Gian Carlo Menotti’s The Consul is one of the great American operas of the 20th century. The 1950 tale of a political dissident and his family’s desperate attempt to escape a totalitarian country where they are constantly hunted by the secret police is a product of the Cold War era. Yet the libretto speaks of people’s yearning for freedom when trapped in any oppressive dictatorship at any time.
Florida Grand Opera gave The Consul its belated South Florida premiere Saturday night at the Arsht Center, in a production that was an unmitigated triumph. With gripping staging, an exceptional cast and splendid musical direction, Menotti’s opera still packs a wallop more than six decades after its initial Broadway run.
John Sorel, part of a dissident political faction, is wounded by the police and plans an escape across the frontier. He instructs his wife, Magda, to obtain a visa from the consulate of a neighboring country and join him in crossing the border. Magda repeatedly runs into bureaucratic red tape. Eventually, the entire family is defeated by the evil denizens of the state.
Menotti has imbued this powerful story with a score that mixes sweeping lyricism in the verismo manner with moments of acerbic dissonance, yet always propels the drama forward.
From top to bottom, the cast is close to perfect. Magda Sorel demands a singing actress with extraordinary musical and dramatic gifts. Kara Shay Thomson is riveting, commanding the stage in every scene. Voicing her pleas in a radiant soprano with a laser-like edge at the top, Thomson was the embodiment of a compassionate woman caught in a web of heartless regulation. Appropriately, her Act II aria To This We’ve Come was the high point of the evening, a heartrending outpouring of emotion and harbinger of the tragedy to come.
As John’s mother, veteran mezzo Victoria Livengood also gave a standout performance. Her deep sonority and strong low register showed impressively in a moving and emotional rendering of the monologue Shall We Ever See the End of All This? Whether playful with Magda’s ill child or anguished at Magda and John’s predicament, Livengood turned what could easily be a cameo role into a major protagonist.

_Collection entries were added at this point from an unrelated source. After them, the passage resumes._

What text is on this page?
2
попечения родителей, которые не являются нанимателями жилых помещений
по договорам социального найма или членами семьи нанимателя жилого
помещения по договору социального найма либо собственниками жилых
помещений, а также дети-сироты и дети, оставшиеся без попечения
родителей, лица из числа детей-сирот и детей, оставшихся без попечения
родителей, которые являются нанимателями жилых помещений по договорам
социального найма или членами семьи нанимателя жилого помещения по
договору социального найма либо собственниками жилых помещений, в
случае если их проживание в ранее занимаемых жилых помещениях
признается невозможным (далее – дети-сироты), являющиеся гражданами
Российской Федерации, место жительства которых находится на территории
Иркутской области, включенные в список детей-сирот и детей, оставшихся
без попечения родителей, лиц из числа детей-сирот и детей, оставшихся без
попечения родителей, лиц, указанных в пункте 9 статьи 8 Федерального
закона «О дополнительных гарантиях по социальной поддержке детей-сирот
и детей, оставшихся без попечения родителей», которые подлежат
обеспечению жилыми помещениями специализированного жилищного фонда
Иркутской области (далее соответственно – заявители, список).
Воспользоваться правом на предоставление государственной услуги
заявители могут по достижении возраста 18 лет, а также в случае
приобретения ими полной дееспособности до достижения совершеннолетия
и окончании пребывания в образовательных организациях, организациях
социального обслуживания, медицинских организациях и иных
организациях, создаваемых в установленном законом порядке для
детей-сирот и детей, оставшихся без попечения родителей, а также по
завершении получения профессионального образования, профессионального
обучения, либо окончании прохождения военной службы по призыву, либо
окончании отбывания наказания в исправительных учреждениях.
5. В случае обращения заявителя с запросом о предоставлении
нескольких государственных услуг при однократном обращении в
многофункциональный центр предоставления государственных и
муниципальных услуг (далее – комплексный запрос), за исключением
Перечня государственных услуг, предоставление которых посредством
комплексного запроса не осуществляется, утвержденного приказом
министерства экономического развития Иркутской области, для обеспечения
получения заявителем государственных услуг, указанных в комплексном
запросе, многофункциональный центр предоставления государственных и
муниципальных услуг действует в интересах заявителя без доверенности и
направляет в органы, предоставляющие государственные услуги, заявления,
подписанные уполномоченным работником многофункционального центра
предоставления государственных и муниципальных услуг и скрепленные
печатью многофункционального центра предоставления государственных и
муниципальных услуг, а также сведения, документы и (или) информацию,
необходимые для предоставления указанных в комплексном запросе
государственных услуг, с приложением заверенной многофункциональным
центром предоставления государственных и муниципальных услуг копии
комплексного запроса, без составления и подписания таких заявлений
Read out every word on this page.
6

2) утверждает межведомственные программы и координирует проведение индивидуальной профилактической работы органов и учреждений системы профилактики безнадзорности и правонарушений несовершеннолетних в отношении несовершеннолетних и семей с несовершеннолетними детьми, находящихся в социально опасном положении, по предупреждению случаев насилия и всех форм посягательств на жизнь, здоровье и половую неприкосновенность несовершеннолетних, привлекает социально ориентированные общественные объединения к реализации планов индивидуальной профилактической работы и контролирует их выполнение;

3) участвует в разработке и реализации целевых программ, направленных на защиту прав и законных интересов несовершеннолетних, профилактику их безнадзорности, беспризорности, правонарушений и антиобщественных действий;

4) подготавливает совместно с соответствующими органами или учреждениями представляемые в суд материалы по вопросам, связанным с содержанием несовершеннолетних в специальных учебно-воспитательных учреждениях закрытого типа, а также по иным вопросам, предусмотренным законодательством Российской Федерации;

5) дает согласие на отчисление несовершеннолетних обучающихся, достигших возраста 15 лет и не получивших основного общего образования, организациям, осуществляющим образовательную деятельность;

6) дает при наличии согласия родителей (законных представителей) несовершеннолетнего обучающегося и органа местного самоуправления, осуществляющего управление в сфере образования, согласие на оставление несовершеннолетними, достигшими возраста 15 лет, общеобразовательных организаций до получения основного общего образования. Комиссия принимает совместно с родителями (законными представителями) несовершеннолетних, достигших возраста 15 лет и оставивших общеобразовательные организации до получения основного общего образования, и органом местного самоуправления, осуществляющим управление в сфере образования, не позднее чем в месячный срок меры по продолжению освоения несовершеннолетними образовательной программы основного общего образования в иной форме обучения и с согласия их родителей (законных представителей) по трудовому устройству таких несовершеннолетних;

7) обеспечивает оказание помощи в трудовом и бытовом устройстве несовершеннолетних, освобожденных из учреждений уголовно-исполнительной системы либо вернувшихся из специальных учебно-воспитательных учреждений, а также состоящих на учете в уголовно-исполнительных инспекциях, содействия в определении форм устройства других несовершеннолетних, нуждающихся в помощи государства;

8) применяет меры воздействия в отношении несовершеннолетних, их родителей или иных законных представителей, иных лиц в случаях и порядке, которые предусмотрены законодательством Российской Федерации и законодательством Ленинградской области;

Although his stage time is brief, in many ways the opera revolves around the plight of John Sorel. Keith Phares’ rich lyric baritone, perfect diction and fierce declamation infused his every appearance with dramatic impact.
The role of the consulate secretary, the embodiment of endless rules and regulations, is difficult to bring off. Carla Jablonski was properly cold and terse, her phrasing clipped in dagger-like bursts. Near the conclusion, as she reflected on the repetitive array of visa applicants, Jablonski displayed a wide range of vocal colors and gave a human face to a role that can be a mere stereotype.
Tyler Simpson was aptly frightening as the Secret Police Agent, and securely navigated the low bass line. The character of the magician Nika Magadoff breaks the tension in one of the scenes at the consulate with a vivacious operetta interlude. Jason Ferrante dazzled in this vignette, dancing around the stage while doing magic tricks and hypnotizing everyone in the room, his agile character tenor light and well projected.
In smaller roles, Rebecca Henriques as concentration camp survivor Anna Gomez and Betsy Diaz as the Foreign Woman offered vivid characterizations. Kristin Scott, Chance Eakin, Isaac Bray and, especially, Hailey Clark impressively filled out the large cast.
David P. Gordon’s imposing sets from the Seattle Opera, Kevin G. Mynatt’s eerie lighting and Howard Tsvi Kaplan’s stark costumes helped create and sustain the oppressive atmosphere. Julie Maykowski’s staging delivered the theatrical power and tension, with Magda’s final hallucination a dark dance macabre.
Andrew Bisantz conducted a taut performance, capturing Menotti’s rich vein of melody and drawing gorgeous playing from the orchestral strings and winds. Lovers of opera and great music theater should not miss this production of an American classic, which stands as one of Florida Grand Opera’s finest achievements.